I remember the first time I ever saw Pulp Fiction. I remember thinking what everybody else who saw it thought: “This movie is pretty cool.” By time I was in film school and had been schooled in the finer points of post-modernism and every single reference in the film, I grew coolly detached from Pulp Fiction. I never openly voiced my negative opinions but when a conversation veered into the territory of Fiction and it’s genius, I would quietly excuse myself and walk away, thinking, “It ain’t that cool.” It was easy for me to do so, because while I respected that movie, I was less a fan of it and Tarantino’s wildly popular first film, Reservoir Dogs. Now, I still admired Tarantino and looked forward to his films, for I was a huge Jackie Brown fan.

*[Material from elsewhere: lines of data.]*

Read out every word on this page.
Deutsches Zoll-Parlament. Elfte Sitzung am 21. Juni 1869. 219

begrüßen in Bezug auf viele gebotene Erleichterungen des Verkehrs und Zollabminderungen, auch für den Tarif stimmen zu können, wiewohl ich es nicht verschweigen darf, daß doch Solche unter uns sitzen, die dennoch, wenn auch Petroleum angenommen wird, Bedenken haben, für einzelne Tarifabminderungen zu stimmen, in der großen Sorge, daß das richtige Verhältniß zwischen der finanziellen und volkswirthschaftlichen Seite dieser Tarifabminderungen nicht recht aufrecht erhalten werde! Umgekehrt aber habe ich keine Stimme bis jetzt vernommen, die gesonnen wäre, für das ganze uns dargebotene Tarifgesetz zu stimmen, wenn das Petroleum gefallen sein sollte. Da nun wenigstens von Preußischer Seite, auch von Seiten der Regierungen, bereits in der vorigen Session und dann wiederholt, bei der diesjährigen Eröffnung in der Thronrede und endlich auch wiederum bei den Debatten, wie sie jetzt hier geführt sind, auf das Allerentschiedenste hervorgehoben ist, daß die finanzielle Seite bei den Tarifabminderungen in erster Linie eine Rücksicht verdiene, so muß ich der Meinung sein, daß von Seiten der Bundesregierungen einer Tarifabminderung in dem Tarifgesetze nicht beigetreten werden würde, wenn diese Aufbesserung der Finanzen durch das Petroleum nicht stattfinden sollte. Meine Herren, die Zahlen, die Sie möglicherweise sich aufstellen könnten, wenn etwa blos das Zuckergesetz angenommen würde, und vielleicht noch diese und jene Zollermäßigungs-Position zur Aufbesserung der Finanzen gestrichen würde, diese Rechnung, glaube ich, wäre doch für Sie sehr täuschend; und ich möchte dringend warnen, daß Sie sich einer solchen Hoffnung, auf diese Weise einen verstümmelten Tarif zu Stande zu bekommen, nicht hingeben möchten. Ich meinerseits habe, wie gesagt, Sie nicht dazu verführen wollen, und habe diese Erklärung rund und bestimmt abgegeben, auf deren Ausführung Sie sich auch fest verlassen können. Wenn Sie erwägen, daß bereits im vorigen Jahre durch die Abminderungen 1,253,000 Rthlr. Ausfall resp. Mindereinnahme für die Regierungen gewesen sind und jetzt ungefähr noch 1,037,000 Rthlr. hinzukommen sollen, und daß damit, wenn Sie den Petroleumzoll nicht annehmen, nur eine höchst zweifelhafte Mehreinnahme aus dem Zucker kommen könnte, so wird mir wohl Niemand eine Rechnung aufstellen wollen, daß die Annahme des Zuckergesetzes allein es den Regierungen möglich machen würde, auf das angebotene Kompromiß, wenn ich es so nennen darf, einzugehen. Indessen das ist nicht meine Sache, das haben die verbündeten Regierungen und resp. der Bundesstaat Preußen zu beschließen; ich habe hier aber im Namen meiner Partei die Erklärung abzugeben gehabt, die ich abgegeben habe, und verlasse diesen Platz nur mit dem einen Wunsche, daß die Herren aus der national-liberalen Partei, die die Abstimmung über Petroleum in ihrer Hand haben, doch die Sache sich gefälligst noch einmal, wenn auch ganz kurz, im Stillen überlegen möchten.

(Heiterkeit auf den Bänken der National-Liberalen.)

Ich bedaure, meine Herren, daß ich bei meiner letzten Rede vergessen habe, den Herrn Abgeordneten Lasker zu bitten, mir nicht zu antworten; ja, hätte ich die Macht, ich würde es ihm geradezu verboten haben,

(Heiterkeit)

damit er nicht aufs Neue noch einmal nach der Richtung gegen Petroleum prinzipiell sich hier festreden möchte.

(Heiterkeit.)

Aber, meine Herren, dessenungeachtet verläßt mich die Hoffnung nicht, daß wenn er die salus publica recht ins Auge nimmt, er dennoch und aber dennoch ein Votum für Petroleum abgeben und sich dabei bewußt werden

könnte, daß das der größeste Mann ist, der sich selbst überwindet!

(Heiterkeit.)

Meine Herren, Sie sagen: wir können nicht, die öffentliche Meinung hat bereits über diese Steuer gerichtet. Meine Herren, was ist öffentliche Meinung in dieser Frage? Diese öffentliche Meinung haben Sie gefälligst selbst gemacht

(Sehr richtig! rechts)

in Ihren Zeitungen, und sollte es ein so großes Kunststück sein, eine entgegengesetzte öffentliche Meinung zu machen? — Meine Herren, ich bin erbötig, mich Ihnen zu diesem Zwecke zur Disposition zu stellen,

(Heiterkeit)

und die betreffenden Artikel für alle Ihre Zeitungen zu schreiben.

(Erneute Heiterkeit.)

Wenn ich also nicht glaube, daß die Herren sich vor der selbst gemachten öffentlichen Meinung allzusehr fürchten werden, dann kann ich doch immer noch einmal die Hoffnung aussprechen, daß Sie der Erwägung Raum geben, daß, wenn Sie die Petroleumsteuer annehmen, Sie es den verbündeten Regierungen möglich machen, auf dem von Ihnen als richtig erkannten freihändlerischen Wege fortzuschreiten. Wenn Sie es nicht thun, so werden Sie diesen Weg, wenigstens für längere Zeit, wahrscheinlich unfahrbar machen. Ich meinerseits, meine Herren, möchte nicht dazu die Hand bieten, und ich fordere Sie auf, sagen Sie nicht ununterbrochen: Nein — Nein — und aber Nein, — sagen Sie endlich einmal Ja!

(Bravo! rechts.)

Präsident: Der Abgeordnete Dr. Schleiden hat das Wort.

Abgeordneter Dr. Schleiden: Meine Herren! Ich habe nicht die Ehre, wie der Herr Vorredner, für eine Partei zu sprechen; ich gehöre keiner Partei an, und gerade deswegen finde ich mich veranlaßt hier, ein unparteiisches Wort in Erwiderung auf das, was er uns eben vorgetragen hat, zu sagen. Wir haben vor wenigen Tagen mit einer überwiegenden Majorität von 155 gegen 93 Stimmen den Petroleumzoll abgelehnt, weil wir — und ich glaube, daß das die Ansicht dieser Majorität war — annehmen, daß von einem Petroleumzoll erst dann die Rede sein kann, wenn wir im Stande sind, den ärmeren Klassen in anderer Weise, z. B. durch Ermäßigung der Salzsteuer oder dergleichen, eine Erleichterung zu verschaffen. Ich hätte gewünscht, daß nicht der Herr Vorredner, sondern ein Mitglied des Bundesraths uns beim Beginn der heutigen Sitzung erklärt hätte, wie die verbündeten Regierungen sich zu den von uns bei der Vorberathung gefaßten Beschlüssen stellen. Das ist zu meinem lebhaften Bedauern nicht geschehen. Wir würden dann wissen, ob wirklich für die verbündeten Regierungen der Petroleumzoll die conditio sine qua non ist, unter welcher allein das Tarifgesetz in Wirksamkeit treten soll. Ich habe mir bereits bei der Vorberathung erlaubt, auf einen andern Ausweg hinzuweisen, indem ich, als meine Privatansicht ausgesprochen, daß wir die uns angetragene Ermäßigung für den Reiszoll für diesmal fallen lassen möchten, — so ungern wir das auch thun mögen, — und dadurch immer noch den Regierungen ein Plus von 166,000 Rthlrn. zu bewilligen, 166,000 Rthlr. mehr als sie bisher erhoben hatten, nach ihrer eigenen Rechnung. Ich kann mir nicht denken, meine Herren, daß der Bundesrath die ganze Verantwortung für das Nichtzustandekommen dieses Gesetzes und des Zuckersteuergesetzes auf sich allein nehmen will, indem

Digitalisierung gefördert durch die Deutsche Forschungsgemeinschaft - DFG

Jackie Brown was a movie that I fell in love with when I was in high school and watched over and over again. I didn’t see it as another tricked out rip off from Tarantino, but there was a warmth in the film that made it seem like it was hand crafted by a young man, eager to impress rather than show off, who summoned all of his talent to pay caring homage to a genre he had grown up with. I thought Tarantino showed true potential and in Jackie Brown, he started to live up to it. One of the crown jewels of my DVD collection is a 2 disc LE, signed by Robert Forster. I think every performance is brilliant, including resurgent efforts from both Forster and Pam Grier. I love watching Robert DeNiro act, Samuel L. Jackson with hair*, a vulgar Chris Tucker, Michael Keaton doing anything and Bridget Fonda. The look of the film is gorgeous and the only way you can watch it is with the sound way up, because the soundtrack is vintage QT. I recently put it on my iPod from a friend’s computer and on the drive home, texted him to tell him that it was my new favorite thing in the world. This actual article was not posted earlier because I started watching it, just to refresh myself, started watching it, let it lull me to sleep and missed my deadline. I am only slightly ashamed of that fact.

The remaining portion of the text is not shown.